Résumé de la décision
Le 27 janvier 2023, le Tribunal administratif a annulé un arrêté préfectoral obligeant M. A à quitter le territoire français. M. A a ensuite demandé au Tribunal d'enjoindre au préfet des Hauts-de-Seine d'exécuter ce jugement. Par ordonnance du 12 janvier 2024, le Tribunal a ouvert une procédure juridictionnelle pour prescrire les mesures d'exécution. Lors de l'audience du 9 janvier 2024, il a été décidé d'enjoindre au préfet de la Seine-Saint-Denis de délivrer à M. A une autorisation provisoire de séjour, tout en fixant un délai de quatre mois pour statuer sur son droit au séjour. En revanche, la demande de M. A concernant le versement de 800 euros a été jugée irrecevable, car il n'avait pas sollicité le comptable assignataire pour le paiement.
Arguments pertinents
1. Inexécution d'un jugement : Le Tribunal a rappelé que, selon l'article L. 911-4 du Code de justice administrative, une partie peut demander l'exécution d'un jugement en cas d'inexécution. Le Tribunal a donc décidé de définir les mesures d'exécution du jugement du 27 janvier 2023, en enjoignant au préfet de délivrer une autorisation provisoire de séjour à M. A.
2. Droit à une autorisation de séjour : L'article L. 614-16 du Code de l'entrée et du séjour des étrangers et du droit d'asile stipule que si une décision d'obligation de quitter le territoire est annulée, l'étranger doit être muni d'une autorisation provisoire de séjour. Le Tribunal a donc conclu que cette disposition s'appliquait à M. A, en raison de l'annulation de l'arrêté préfectoral.
3. Irrecevabilité de la demande de paiement : Concernant la demande de M. A pour le versement de 800 euros, le Tribunal a souligné que, selon l'article L. 911-9 du Code de justice administrative, le créancier doit demander le paiement au comptable assignataire. M. A n'ayant pas effectué cette démarche, sa demande a été déclarée irrecevable.
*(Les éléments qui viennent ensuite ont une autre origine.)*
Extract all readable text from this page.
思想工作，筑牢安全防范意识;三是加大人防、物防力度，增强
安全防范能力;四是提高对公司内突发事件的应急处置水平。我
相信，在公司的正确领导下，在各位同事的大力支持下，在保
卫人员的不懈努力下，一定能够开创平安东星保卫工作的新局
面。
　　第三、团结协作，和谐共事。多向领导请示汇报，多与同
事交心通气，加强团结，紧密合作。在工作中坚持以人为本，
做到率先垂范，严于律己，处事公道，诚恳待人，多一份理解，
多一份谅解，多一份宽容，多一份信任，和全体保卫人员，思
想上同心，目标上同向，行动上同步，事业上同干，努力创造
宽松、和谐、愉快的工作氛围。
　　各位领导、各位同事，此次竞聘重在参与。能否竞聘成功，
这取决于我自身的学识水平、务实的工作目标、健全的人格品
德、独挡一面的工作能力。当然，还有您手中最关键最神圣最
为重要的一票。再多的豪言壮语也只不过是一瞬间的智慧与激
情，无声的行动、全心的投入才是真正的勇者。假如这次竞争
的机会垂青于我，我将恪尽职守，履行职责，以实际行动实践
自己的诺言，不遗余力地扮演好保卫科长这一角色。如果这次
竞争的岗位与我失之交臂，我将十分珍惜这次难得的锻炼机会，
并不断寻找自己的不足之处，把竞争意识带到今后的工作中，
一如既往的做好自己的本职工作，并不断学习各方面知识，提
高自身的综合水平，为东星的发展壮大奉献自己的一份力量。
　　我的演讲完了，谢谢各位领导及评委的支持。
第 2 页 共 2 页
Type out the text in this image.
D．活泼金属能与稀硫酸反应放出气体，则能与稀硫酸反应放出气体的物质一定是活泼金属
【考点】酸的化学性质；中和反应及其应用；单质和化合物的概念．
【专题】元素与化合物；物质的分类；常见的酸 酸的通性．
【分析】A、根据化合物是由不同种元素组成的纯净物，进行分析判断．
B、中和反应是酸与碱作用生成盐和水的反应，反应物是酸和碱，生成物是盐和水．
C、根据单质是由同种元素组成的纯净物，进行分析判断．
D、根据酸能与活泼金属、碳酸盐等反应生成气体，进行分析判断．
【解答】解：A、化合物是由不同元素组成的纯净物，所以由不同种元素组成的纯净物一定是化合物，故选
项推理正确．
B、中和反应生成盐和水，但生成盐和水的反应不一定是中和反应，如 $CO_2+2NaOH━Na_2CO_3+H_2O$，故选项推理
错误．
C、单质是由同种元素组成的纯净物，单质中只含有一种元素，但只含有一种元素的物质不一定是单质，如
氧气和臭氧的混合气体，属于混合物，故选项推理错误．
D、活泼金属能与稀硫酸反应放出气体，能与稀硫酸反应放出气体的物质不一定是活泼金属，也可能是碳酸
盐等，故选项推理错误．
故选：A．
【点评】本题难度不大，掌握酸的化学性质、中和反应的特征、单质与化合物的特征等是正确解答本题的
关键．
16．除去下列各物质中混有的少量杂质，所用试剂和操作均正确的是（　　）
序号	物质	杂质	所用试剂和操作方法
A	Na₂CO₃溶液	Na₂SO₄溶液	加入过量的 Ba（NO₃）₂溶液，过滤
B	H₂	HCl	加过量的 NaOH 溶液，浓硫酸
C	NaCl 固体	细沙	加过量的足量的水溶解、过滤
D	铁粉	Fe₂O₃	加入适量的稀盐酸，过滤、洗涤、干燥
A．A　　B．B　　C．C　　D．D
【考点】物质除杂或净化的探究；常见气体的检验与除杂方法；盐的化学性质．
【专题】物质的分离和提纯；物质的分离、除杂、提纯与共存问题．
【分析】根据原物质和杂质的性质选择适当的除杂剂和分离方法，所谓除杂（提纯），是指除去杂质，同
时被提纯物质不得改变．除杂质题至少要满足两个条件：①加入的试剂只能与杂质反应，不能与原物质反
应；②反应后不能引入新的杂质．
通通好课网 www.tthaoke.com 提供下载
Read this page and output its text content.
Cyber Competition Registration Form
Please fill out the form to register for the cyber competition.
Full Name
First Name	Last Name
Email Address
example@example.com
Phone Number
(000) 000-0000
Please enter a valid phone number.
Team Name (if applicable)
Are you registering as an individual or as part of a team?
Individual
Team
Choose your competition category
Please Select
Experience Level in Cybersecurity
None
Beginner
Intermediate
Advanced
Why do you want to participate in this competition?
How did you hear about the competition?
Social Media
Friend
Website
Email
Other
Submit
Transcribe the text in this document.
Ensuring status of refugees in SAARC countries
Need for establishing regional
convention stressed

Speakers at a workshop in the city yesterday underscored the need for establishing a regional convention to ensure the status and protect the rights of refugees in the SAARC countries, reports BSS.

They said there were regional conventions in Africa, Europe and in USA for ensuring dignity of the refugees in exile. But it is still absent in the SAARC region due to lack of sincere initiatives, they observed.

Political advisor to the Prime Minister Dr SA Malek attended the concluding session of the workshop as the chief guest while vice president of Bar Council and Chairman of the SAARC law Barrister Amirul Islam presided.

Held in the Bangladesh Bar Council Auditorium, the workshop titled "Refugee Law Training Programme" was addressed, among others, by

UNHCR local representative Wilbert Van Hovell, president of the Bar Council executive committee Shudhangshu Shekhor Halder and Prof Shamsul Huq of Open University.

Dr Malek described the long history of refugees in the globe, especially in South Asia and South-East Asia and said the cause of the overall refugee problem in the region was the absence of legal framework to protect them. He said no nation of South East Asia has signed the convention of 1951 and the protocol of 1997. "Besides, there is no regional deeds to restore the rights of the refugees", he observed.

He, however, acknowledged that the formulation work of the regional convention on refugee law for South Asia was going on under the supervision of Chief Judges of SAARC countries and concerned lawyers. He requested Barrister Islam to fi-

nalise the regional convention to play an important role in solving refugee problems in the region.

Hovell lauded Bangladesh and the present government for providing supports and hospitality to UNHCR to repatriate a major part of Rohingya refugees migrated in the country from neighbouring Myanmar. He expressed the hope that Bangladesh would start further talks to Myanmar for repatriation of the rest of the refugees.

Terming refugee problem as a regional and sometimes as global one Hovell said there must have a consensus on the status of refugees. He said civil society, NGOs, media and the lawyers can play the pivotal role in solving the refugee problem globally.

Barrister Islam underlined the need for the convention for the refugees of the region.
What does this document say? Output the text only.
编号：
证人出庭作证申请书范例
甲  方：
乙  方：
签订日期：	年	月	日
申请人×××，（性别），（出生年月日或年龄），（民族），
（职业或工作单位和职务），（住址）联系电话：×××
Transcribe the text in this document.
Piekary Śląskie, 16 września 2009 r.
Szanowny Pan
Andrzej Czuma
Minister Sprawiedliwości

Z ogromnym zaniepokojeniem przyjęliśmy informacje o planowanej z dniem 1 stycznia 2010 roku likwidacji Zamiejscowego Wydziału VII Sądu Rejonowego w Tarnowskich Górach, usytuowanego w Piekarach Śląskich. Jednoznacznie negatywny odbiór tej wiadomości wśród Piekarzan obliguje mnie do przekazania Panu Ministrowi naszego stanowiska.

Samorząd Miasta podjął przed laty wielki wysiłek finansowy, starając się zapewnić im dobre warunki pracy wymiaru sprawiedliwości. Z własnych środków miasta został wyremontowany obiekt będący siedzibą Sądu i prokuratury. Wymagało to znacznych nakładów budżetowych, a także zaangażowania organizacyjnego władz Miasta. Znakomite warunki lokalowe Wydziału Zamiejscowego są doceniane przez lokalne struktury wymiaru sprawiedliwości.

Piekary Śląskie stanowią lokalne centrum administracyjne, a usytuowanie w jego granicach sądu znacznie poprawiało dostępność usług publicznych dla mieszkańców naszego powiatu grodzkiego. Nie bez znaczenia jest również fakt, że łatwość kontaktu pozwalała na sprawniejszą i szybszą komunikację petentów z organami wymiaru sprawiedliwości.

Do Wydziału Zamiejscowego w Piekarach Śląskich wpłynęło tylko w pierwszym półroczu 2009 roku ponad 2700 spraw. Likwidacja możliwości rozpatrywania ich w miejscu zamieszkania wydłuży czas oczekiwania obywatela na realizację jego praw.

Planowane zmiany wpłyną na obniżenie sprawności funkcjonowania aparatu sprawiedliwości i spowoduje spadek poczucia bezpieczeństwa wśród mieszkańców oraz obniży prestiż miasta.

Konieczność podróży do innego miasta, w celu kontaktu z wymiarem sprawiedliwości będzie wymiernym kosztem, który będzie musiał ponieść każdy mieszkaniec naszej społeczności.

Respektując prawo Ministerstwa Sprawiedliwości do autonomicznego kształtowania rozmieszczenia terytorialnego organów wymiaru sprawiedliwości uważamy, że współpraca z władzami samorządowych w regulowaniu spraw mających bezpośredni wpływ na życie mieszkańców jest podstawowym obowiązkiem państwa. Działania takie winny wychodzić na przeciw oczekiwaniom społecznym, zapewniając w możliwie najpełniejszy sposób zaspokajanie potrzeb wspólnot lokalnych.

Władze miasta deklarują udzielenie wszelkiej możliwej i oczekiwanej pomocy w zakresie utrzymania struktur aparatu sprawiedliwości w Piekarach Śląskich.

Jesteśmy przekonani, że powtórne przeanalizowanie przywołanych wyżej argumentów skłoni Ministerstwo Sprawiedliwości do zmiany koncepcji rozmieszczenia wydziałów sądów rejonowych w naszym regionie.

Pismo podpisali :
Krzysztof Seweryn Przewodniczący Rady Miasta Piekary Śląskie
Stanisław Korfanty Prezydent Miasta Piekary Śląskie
Interprétations et citations légales
1. Article L. 911-4 du Code de justice administrative : Cet article permet à une partie de demander l'exécution d'un jugement. Il précise que si le jugement n'a pas défini les mesures d'exécution, le tribunal doit le faire. Cela a conduit le Tribunal à définir les mesures d'exécution en faveur de M. A, en lui accordant une autorisation provisoire de séjour.
2. Article L. 614-16 du Code de l'entrée et du séjour des étrangers et du droit d'asile : Cet article stipule que l'annulation d'une obligation de quitter le territoire entraîne la délivrance d'une autorisation provisoire de séjour. Le Tribunal a interprété cette disposition comme une obligation pour le préfet d'agir en faveur de M. A, en lui fournissant cette autorisation.
3. Article L. 911-9 du Code de justice administrative : Cet article impose que, lorsqu'une décision a condamné l'État à payer une somme d'argent, celle-ci doit être ordonnancée dans un délai de deux mois. Le Tribunal a noté que M. A n'avait pas sollicité le comptable pour le paiement, ce qui a conduit à l'irrecevabilité de sa demande.
En conclusion, la décision du Tribunal a été fondée sur une interprétation claire des textes législatifs, garantissant ainsi les droits de M. A tout en respectant les procédures administratives en vigueur.